Other candidates have avoided a definitive stance. Gov. Ron DeSantis of Florida signed a six-week abortion ban into law in his state, though he has not said whether he would support a national ban.
“It was the right thing to do,” Mr. DeSantis said Friday of signing the law.
The G.O.P. primary front-runner, former President Donald J. Trump, takes credit for appointing the Supreme Court justices who overturned Roe v. Wade, but he has so far also resisted embracing a federal ban.
As the G.O.P. field assembles, the Biden campaign and the Democratic National Committee will make abortion a primary focus of the president’s re-election effort. Earlier this month, the Biden campaign launched an advertisement campaign focused on battleground states, including the funding of billboards in Times Square that will highlight Republican efforts to restrict abortion access.
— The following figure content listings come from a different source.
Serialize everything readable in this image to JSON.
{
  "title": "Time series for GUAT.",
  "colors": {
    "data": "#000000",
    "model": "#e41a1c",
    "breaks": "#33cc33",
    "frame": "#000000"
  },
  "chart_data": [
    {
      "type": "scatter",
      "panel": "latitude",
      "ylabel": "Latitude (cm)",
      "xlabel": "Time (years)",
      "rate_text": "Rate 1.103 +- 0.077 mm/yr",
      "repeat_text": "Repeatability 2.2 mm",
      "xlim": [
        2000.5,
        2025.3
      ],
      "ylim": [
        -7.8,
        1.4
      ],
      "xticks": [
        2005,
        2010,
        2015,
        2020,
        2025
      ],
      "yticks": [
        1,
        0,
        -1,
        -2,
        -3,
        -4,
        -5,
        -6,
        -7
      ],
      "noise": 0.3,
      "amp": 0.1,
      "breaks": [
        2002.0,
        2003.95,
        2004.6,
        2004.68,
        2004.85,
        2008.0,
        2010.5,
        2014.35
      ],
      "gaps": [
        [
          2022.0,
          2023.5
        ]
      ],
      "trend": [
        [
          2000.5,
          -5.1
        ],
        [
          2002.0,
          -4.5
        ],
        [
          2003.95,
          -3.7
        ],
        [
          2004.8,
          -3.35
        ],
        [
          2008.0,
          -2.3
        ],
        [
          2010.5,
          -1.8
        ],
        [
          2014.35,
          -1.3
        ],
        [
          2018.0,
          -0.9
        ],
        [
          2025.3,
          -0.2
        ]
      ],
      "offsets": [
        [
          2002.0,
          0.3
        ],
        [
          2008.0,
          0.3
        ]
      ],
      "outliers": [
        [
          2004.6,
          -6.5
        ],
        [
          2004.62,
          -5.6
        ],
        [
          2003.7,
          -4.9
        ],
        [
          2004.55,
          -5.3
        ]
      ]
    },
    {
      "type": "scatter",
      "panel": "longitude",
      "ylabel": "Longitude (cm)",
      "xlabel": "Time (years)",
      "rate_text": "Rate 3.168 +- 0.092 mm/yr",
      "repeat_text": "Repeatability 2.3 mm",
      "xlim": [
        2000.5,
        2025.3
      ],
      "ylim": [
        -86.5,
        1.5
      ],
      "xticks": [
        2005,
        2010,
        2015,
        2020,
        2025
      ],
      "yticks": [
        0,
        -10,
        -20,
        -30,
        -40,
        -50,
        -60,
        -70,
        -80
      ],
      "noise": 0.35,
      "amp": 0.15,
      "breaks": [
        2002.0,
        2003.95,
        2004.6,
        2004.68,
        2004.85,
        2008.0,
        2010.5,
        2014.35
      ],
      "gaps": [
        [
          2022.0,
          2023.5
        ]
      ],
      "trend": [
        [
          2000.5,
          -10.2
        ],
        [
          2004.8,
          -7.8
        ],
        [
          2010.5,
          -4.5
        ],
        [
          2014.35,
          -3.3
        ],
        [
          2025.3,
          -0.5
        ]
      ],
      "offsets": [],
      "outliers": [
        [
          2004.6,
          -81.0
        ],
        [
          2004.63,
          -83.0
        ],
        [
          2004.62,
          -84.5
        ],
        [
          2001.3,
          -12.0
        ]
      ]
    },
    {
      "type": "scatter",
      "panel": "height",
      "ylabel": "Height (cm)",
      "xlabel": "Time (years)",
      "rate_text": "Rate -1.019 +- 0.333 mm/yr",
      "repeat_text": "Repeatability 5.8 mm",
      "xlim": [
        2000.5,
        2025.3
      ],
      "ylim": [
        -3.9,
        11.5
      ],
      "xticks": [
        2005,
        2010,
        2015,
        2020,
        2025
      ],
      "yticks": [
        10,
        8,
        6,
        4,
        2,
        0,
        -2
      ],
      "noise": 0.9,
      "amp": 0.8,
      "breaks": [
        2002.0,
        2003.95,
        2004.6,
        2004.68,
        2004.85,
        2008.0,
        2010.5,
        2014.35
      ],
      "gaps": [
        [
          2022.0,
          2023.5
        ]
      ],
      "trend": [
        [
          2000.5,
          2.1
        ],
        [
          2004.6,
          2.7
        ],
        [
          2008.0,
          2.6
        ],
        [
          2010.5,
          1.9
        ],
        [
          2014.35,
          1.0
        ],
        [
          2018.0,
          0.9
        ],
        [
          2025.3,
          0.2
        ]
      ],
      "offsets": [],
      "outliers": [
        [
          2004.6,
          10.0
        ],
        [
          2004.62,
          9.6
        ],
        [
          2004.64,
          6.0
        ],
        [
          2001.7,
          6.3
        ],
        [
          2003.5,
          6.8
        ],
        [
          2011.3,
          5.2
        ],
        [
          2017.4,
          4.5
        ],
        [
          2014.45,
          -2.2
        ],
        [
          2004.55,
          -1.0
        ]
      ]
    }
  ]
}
The Democratic National Committee is also encouraging local Democrats to press Republicans to specify what their position is on national bans, believing it will help contrast Mr. Biden’s approach with extremist positions, according to a D.N.C. official.
Inside the White House, Ms. Klein said officials are tracking court cases in individual states and bringing abortion-rights activists together to compare notes on which policies have succeeded.
Still, activists are wary that court victories can be short-lived and do not take away the threat of a wider abortion ban the way legislation would.
In recent months, administration officials have regularly highlighted the stories of women who have been denied emergency medical care when suffering pregnancy loss.
Ms. Harris, who has made several trips and delivered speeches in defense of abortion rights, has frequently introduced medical care providers at her events to bolster the argument that the decision to end a pregnancy is a private one and not to be toyed with by local politicians.
Jill Biden, the first lady, has also been enlisted in the effort. On Tuesday, she hosted a group of women in the Blue Room of the White House and asked them to share their stories. One of the women, Dr. Austin Dennard, a physician in Texas, said she was forced to travel out of state for an abortion when her fetus was diagnosed with anencephaly, a condition that causes a baby to be born without parts of the brain and skull.
Another, a Houston-based Democratic campaign worker named Elizabeth Weller, had gone into labor at 18 weeks and was directed to go home until she developed an infection so severe that a hospital ethics panel allowed a doctor to end the pregnancy.
“Joe is doing everything he can do,” the first lady told the group.
Mini Timmaraju, the president of the abortion rights group NARAL Pro-Choice America, agreed that the Biden administration is “doing everything they can,” but she said the limitations are real.
“We have to give them a pro-choice majority Congress,” she said. “That’s it. They’ve done everything they can up until that point, but without the support of Congress, they are limited and we are limited in what we can do.”